Yunge Li
Associate Editor
Loyola University Chicago School of Law, JD 2021
Last year, the Department of Health and Human Services (“HHS”) proposed new rules to improve the interoperability of electronic health information (“EHI”) to fulfill its statutory requirement under the 21st Century Cures Act. These proposed rules were issued by the Center for Medicare and Medicaid Services (“CMS”) and the Office of the National Coordinator for Health Information Technology (“ONC”) to address both technical and healthcare industry factors that create barriers to the interoperability of health information and limit a patient’s ability to access EHI. Epic, one of the largest programs for maintaining electronic health records (“EHR”), is attempting to halt the finalization of the interoperability rules before they take effect as they believe it posts privacy concerns. On March 9, 2020, HHS announced the joint final rules from CMS and ONC to spur innovation and to end information blocking.
What is interoperability?
Interoperability, in healthcare, means the ability for various healthcare information technology (“HIT”) to exchange, interpret, and use data cohesively. It enables the HIT systems to work together within and across organizational boundaries for efficient healthcare delivery. In the recent ONC proposed rule, interoperability means HIT that: (1) enables the secure exchange of EHI with, and use of EHI from, other health IT without special effort on the part of the user; (2) allows for complete access, exchange, and use of all electronically accessible health information for authorized use under applicable state or federal law; and (3) does not constitute information blocking.
Why interoperability matters
Since the enactment of the American Recovery and Reinvestment Act (“ARRA”) in 2009, healthcare systems were required to switch from paper to electronic health records. In 2013, as part of the ARRA, the Health Information Technology for Economic and Clinical Health Act (“HITECH”) was established, which creates incentives for the use of an EHR system among healthcare providers. While receiving and sharing patient’s health information is vital for quality care, interoperability among office-based physicians improved very little from 2015 to 2017. According to the May 2019 ONC data brief, only about ten percent of physicians reported the ability to send, receive, query, and integrate patient health data into their EHR systems. In a focus group discussion involving 31 healthcare executives, HIT interoperability was ranked as a top priority during the early-phase of EHR adoption.
Interoperability is needed to reduce the barriers to healthcare data exchange, especially when it comes to complex patients with co-existing chronic conditions. However, electronic health data oftentimes comes from multiple sources that are not able to readily communicate with one another. New HIT systems used by different providers are not necessarily aligned, which makes interoperability even more so a challenge.

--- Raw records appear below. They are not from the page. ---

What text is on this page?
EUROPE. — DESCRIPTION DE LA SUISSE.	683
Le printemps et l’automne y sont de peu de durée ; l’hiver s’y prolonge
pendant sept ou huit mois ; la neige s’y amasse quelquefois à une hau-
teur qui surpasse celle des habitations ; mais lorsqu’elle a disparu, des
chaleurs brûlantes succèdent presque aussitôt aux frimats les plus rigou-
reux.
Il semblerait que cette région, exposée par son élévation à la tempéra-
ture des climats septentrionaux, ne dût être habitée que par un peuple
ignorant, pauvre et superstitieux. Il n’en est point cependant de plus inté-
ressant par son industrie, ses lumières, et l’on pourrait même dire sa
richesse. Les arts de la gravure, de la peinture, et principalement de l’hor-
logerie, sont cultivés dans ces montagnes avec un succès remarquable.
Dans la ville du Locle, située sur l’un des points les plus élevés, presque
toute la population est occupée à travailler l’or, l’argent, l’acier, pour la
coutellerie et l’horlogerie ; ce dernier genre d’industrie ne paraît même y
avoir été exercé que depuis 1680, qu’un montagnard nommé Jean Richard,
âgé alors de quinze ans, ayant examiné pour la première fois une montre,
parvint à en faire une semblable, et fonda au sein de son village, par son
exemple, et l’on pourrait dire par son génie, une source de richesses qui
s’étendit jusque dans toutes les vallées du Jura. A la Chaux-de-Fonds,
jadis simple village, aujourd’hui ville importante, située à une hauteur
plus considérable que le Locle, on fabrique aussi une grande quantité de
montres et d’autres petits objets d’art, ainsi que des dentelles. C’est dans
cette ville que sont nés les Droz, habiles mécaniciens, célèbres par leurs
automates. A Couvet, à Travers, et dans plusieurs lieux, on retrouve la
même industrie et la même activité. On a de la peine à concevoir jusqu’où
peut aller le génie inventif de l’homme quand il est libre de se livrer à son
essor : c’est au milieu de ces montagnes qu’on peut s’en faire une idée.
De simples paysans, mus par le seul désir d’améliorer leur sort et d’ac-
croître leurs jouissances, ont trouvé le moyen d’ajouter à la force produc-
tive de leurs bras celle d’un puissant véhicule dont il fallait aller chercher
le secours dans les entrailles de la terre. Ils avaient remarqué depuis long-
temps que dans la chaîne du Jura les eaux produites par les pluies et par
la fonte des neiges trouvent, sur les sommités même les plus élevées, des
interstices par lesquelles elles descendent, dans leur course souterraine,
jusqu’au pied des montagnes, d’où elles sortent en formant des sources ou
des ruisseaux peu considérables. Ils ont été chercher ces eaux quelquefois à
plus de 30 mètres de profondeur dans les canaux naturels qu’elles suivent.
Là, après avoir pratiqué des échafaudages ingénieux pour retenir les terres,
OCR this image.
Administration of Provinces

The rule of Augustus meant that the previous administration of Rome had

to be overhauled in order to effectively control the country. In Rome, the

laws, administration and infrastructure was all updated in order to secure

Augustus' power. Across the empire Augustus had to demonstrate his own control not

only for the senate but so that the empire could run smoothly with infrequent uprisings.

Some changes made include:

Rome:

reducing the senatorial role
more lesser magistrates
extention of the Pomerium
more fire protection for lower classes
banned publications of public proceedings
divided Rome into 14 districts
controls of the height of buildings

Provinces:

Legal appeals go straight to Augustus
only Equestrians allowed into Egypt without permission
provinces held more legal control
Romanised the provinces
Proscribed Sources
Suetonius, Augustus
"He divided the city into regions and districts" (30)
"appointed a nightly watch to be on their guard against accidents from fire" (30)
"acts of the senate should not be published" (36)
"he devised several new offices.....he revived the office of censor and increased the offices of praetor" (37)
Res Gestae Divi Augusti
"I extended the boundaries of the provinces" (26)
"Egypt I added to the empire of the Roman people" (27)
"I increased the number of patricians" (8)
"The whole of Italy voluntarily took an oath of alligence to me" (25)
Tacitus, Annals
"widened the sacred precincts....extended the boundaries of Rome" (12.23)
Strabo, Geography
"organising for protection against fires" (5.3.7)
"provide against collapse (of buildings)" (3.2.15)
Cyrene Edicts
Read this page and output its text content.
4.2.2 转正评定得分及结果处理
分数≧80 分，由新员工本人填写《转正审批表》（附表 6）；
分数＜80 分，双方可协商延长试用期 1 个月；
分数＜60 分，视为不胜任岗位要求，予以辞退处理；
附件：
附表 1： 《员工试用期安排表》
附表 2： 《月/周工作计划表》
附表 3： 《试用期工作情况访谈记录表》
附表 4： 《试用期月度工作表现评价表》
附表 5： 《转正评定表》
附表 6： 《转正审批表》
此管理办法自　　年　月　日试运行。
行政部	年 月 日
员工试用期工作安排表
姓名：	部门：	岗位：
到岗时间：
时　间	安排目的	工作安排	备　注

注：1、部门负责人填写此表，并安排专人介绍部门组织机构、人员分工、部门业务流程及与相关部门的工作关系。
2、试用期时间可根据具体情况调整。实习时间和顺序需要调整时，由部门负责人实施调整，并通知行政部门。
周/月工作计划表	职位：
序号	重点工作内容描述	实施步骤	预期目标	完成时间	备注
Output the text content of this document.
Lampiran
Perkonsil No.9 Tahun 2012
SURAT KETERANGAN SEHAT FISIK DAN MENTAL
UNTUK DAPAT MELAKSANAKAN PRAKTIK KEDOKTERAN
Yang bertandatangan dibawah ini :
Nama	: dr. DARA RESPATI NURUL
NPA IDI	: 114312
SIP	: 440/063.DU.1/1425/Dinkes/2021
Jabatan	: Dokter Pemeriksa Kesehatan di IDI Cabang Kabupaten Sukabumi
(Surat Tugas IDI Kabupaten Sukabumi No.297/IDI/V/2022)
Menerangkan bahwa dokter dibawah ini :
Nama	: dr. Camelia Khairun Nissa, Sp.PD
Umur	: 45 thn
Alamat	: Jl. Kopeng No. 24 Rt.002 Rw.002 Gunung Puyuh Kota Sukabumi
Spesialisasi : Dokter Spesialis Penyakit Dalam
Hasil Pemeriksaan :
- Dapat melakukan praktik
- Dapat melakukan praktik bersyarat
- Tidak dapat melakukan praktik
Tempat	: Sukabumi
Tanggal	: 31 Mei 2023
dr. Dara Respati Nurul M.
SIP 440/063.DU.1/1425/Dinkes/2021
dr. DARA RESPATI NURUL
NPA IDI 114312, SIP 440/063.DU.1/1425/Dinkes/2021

Epic’s concern surrounding privacy
In January 2020, Epic’s CEO Judy Faulkner emailed healthcare leaders of the largest hospitals in the U.S. to sign a letter opposing the finalization of the proposed rule. She urged the chief executives to voice their disapproval for rules that might result in patient privacy crisis and app makers having access to patient data without proper consent. According to the report, about 60 health systems signed the letter.
ONC’s HIT leader Donald Rucker calls out hospital leaders who signed the letter and said that the upcoming final rule will include solid privacy protections for patients as they share their ePHI. He criticized those who signed the opposition letter for disregarding their patient privacy when filing lawsuits for unpaid medical bills. Moreover, CMS and HHS are looking at reforming the HIPAA privacy framework to better safeguard patient privacy while increasing the interoperability of EHR.
How the finalized rule promotes change
The final rule seeks to improve the ability of healthcare providers to transmit electronic protected health information (“ePHI”) to each other in an interoperable format. It seeks to establish the patient as the owner of their health data and to make ePHI more portable as patients transition between providers and health plans. Only health plans directly under oversight of CMS are covered under the rule, and such health plans are required to provide the patient with free electronic access to medical claims information, diagnoses, procedures, tests, and a list of the providers who treated the beneficiary by 2020.
The final rule also acknowledges some obstacles to achieving interoperability and proposes several new policies to address the issues. First, the lack of a unique patient identifier for each patient that is not health plan specific makes it very hard to assign EHR across different systems. CMS and ONC thus suggest an alternative in using the patient matching process, which uses other demographic data to identify the health records. A second barrier is a lack of standardizing computer language. CMS proposed to require Medicare, Medicaid, and ACA plans to deploy publicly available application programming interfaces (APIs) to make certain information available to other health systems. Thirdly, CMS addresses the issue with information blocking, which is the intentional withholding of data sharing between different entities. CMS and ONC each define information blocking and plan to impose fines and public announcement of noncompliance. The proposed rule does not establish a specific EHR system or coding standard as a way to achieve interoperability. CMS instead seeks to establish an environment where private entities can create programs and apps to communicate information between non-compatible systems.